We started chatting via MSN and found we had a great deal in common - the same types of music; similar sense of humour; outlook on life, attitudes to parenting etc., and a mutual, physical attraction, which was very rare for me online. No matter how many times I stated that I was seeking tall men between the ages of 35-45, every stunted grandad would contact me with a lecherous grin, a mouth full of false teeth and nursing an ever-expanding hernia. If I applied the condition "Only 'sorted' men need contact me", meaning, no emotional hang-ups, I would get every depressed, love-sick Romeo getting in touch, telling me I had 'kind eyes', looked a lovely girl, and they needed someone to help them mend a broken heart. "What about pulling yourself together and stop moaning, instead?" I'd think, and hit 'delete'.

Mending somebody's broken heart sounds too much like hard work to me - I've had my fill of my own and am not about to inflict that burden on someone else...seems a bit selfish to me, to be honest...

So, an online romance appeared to be developing. We flirted gently with each other, testing the water, and then more blatantly. He removed his profile from the website and I stopped visiting it quite so much (always keep your options open, my mother says). We arranged to meet one Friday night. Unfortunately, Paul lived on the other side of the country to me, so a quick drink in the pub was not on the cards, but as he did a lot of travelling, we waited for his next trip to the northwest. He hinted that he'd like to sleep over at my house, what with me having 'two spare bedrooms', and tempted though I was, safety prevailed over lust and I refused. He arranged a night in the Manchester Travel Inn instead and sent me through his booking confirmation so that I could verify that he wasn't a 'nutter' - his words, not mine...read on...

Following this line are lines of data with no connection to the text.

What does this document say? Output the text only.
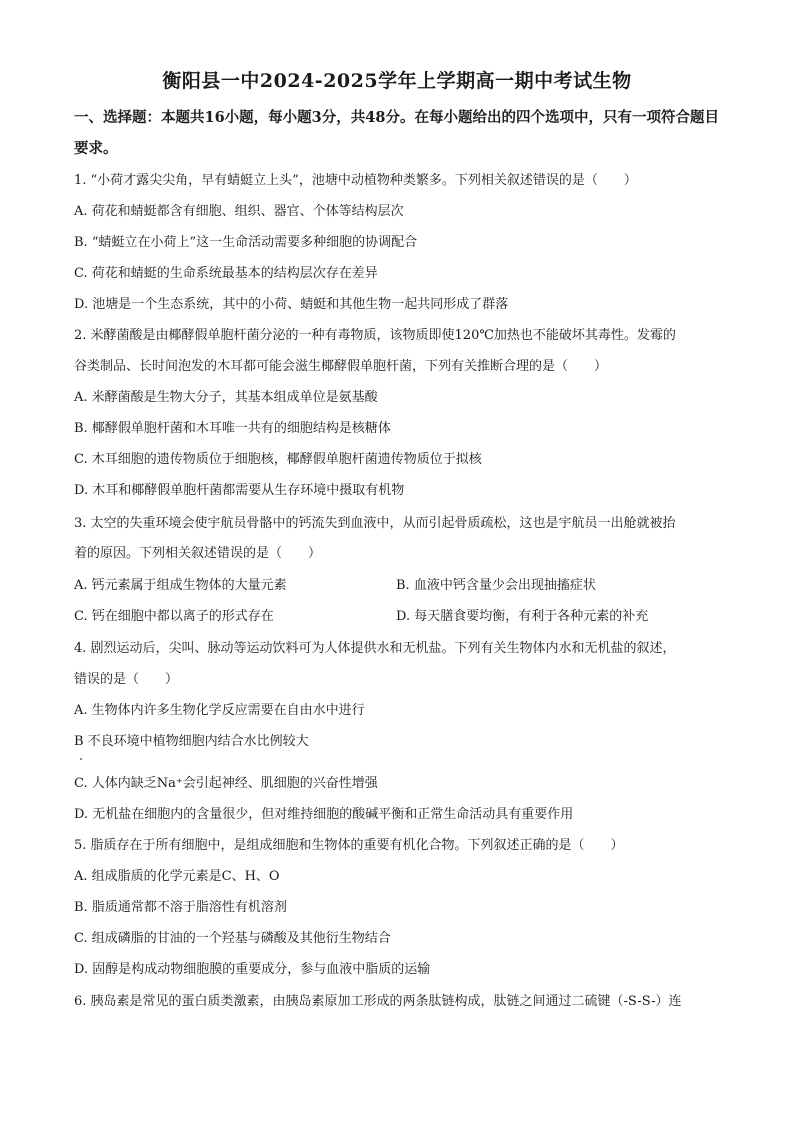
衡阳县一中2024-2025学年上学期高一期中考试生物
一、选择题：本题共16小题，每小题3分，共48分。在每小题给出的四个选项中，只有一项符合题目要求。
1. “小荷才露尖尖角，早有蜻蜓立上头”，池塘中动植物种类繁多。下列相关叙述错误的是（　　）
A. 荷花和蜻蜓都含有细胞、组织、器官、个体等结构层次
B. “蜻蜓立在小荷上”这一生命活动需要多种细胞的协调配合
C. 荷花和蜻蜓的生命系统最基本的结构层次存在差异
D. 池塘是一个生态系统，其中的小荷、蜻蜓和其他生物一起共同形成了群落
2. 米酵菌酸是由椰酵假单胞杆菌分泌的一种有毒物质，该物质即使120℃加热也不能破坏其毒性。发霉的
谷类制品、长时间泡发的木耳都可能会滋生椰酵假单胞杆菌，下列有关推断合理的是（　　）
A. 米酵菌酸是生物大分子，其基本组成单位是氨基酸
B. 椰酵假单胞杆菌和木耳唯一共有的细胞结构是核糖体
C. 木耳细胞的遗传物质位于细胞核，椰酵假单胞杆菌遗传物质位于拟核
D. 木耳和椰酵假单胞杆菌都需要从生存环境中摄取有机物
3. 太空的失重环境会使宇航员骨骼中的钙流失到血液中，从而引起骨质疏松，这也是宇航员一出舱就被抬
着的原因。下列相关叙述错误的是（　　）
A. 钙元素属于组成生物体的大量元素	B. 血液中钙含量少会出现抽搐症状
C. 钙在细胞中都以离子的形式存在	D. 每天膳食要均衡，有利于各种元素的补充
4. 剧烈运动后，尖叫、脉动等运动饮料可为人体提供水和无机盐。下列有关生物体内水和无机盐的叙述，
错误的是（　　）
A. 生物体内许多生物化学反应需要在自由水中进行
B 不良环境中植物细胞内结合水比例较大
C. 人体内缺乏Na⁺会引起神经、肌细胞的兴奋性增强
D. 无机盐在细胞内的含量很少，但对维持细胞的酸碱平衡和正常生命活动具有重要作用
5. 脂质存在于所有细胞中，是组成细胞和生物体的重要有机化合物。下列叙述正确的是（　　）
A. 组成脂质的化学元素是C、H、O
B. 脂质通常都不溶于脂溶性有机溶剂
C. 组成磷脂的甘油的一个羟基与磷酸及其他衍生物结合
D. 固醇是构成动物细胞膜的重要成分，参与血液中脂质的运输
6. 胰岛素是常见的蛋白质类激素，由胰岛素原加工形成的两条肽链构成，肽链之间通过二硫键（-S-S-）连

I was full of eager anticipation and excitement that Friday. Paul texted me in the morning to tell me he was taking possession of a brand new company car - a Jaguar XJ-something or other (Mr Clarkson, if you ever pick this book up, I am getting educated through Born to be Riled, and really ought to know this spec, but I have forgotten if it had 'breeding', 'torque' and 'welly'...sounds like a chatty farmer to me...) - and I would be the first to be treated to a spin! Whizzo! Things were really looking up! All day, I mentally planned what I would wear, checked and double-checked the route to Manchester Travel Inn, and made sure I had some decent matching underwear to put on, without the brand name 'George' stitched across them...just in case...

I was late getting home from work that night. The weather was appalling: lashing down rain, howling gales, and my heart sank at the thought of my mascara running down my face at 8pm to meet my lipstick and my hair taking on the texture of coconut matting. But, ever the optimist, I resolved to dig out my daughter's manky No. 17 waterproof make-up and wreck my already-ageing skin with it, just for the sake of a fun-filled, flirtatious night.

Having waded through the swamp to my back door, I fell in to the house with relief and saw the answer machine light flashing. The last person I expected to hear was Paul. He'd rung at 5pm, stating that he had gone to the car, ready to set off on his drive, and his brand new Jag had been nicked. Well, I don't know who was more disappointed. Me at the lack of date, or him at having his car stolen. He'd turned his phone off - no doubt down at the police station, I thought as I tried to ring him.

I did what all stood-up dates do - made myself a fried egg sarnie. Unfortunately, whilst stomping around in an ever-growing strop, I let the oil get too hot and upon cracking the eggs into the pan, the oil spat spectacularly, hitting me fair and square between the eyes, and all down the bridge of my nose. The blisters which immediately decided to have a party on my face were a focal point for many days and I still bear the scars, three months on. Shares in Boots' concealer stick have risen sharply since my mishap.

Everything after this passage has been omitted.